Prior to any PGD process a woman must have a fertility evaluation to determine her ovarian function and quantity of eggs. Then she will begin medications to stimulate her ovaries prior to the egg removal.

Choosing a center

Parents exploring a PGD center might consider asking the following questions:

  • How much experience does the center have with Fragile X testing?
  • How many unaffected babies have been born using their services?
  • What is the percentage of women who don’t get pregnant using their services?
  • How many “cycles” are typical for most patients?
  • Have they had any misdiagnoses?
  • What technology do they use to determine the FMR1 status?
  • Have they worked with your IVF group before?
  • What is their rate of inconclusive results?
  • Do they have a genetic counselor on staff?

Costs and advantages

PGD is an expensive endeavor. The cost of the IVF alone can be up to $20,000, with up to $10,000 more for the PGD. These fees will depend on the number of cycles, distance from the PGD center, other testing (such as chromosome analysis) medications, etc. Health insurance will sometimes pay for a portion of it—coverage will vary from plan to plan and may depend on whether or not the couple is infertile.

The advantages of PGD include:

  • It is often an acceptable option for those who would not consider a pregnancy termination.
  • It allows for the possibility of having a child who is biologically related to both parents.
  • Other testing such as chromosome analysis can take place at the same time, thus reducing the risk for other disorders.

Achieving Pregnancy Using Donated Eggs

Some couples choose to attempt using eggs donated from a non-FMR1 carrier. The benefits of this option are that it does not require the carrier (recipient) to have adequate eggs of her own, and it eliminates the risk for Fragile X syndrome. Though it is expensive because it involves in vitro fertilization, it is not as expensive as PGD. However, if a couple wishes to have a child who is biologically related to both the mother and father this option would not meet those needs.

This process also utilizes in-vitro fertilization. The carrier (recipient) begins the process with medical tests for any infectious diseases, RH type, thyroid and general health screening, etc.
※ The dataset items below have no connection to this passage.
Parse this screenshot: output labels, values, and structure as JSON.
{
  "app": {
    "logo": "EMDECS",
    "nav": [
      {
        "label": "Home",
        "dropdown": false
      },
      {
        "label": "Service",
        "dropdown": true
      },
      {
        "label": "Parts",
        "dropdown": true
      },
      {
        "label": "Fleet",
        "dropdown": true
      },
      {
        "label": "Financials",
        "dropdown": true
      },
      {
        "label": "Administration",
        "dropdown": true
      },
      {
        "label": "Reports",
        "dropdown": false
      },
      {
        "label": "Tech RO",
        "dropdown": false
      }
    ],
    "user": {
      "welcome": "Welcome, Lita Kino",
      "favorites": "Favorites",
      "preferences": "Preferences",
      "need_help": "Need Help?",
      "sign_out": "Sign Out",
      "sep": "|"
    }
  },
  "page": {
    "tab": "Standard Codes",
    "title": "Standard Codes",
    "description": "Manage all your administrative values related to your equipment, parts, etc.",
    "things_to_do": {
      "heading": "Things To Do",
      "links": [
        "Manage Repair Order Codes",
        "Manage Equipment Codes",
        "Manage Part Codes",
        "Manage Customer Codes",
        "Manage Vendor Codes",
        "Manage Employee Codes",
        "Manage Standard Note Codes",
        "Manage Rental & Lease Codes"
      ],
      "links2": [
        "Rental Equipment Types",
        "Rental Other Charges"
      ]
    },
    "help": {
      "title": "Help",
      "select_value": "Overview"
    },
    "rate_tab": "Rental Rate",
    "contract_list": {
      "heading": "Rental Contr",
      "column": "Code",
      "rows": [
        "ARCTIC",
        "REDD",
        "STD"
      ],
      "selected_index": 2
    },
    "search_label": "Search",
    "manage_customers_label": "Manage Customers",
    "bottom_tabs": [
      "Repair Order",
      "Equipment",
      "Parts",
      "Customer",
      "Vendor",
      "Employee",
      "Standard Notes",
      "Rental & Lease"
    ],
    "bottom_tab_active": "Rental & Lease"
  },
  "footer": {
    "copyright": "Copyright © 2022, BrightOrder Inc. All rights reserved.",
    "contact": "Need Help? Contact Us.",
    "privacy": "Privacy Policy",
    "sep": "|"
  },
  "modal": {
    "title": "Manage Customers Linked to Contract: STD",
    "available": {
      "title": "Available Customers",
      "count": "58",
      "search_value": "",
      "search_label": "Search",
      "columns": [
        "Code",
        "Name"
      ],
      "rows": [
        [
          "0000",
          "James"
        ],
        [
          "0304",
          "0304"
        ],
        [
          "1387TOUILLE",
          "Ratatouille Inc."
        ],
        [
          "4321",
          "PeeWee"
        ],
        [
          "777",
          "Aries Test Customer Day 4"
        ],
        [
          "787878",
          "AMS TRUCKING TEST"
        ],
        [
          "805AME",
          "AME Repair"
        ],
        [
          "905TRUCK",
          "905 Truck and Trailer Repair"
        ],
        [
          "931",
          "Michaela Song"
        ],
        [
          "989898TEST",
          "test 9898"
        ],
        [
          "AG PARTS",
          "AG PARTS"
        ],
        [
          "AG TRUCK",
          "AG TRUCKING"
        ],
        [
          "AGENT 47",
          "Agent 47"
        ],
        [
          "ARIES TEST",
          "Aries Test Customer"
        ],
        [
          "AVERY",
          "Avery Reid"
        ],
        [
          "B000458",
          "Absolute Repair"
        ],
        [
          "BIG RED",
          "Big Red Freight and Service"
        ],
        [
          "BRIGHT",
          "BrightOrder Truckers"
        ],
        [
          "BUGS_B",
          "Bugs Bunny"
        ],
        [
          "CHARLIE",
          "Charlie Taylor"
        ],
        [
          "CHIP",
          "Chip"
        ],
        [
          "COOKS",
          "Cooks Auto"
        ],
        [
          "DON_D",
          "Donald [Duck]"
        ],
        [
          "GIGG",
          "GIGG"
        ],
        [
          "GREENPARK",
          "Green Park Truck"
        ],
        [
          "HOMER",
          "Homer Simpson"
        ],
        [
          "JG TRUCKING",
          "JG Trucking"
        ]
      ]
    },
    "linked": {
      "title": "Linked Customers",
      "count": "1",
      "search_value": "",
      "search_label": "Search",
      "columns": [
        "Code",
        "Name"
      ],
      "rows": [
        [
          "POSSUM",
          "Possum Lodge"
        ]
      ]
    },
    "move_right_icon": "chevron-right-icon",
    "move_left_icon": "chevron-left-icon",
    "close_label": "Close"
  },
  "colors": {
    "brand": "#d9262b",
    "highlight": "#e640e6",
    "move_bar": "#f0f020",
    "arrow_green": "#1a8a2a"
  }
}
The egg donors go through their own screening, which includes hormone levels, genetic screening usually including FMR1 screening, and other carrier testing, family history assessment, psychological consultation, and more. The recipient couple meets with a “donor coordinator” to discuss their criteria for a good match, and then, with the coordinator, selects an egg donor whom they feel would meet these criteria.

Following the donor selection, the menstrual cycles of both the donor and recipient are synchronized by medications that stop and then restart their cycles. Then the recipient is given hormones to prepare her body to receive the fertilized egg, and the donor is given medications to stimulate her ovaries to produce multiple eggs. The eggs are retrieved from the donor at the optimal time (this is called “harvesting”), and then the eggs are fertilized in the laboratory by sperm from the recipient’s husband or a donor. Healthy-appearing embryos are implanted into the recipient’s womb two- to three days later. Sometimes unused healthy embryos are frozen for future use or embryo donation. Hormone levels and ultrasound are used to determine if pregnancy is achieved, and whether there is more than one fetus. The recipient stays on hormones for three months to support the early stages of the pregnancy.

There are obvious benefits to using donor eggs. These include eliminating the risk of Fragile X syndrome as well as the ovarian dysfunction which many carriers experience. The drawbacks include potential uncertainty about the donor’s family history (outside of those genetic conditions which are tested for in the assessment) or feelings about having a child with a different biological background than the recipient mother.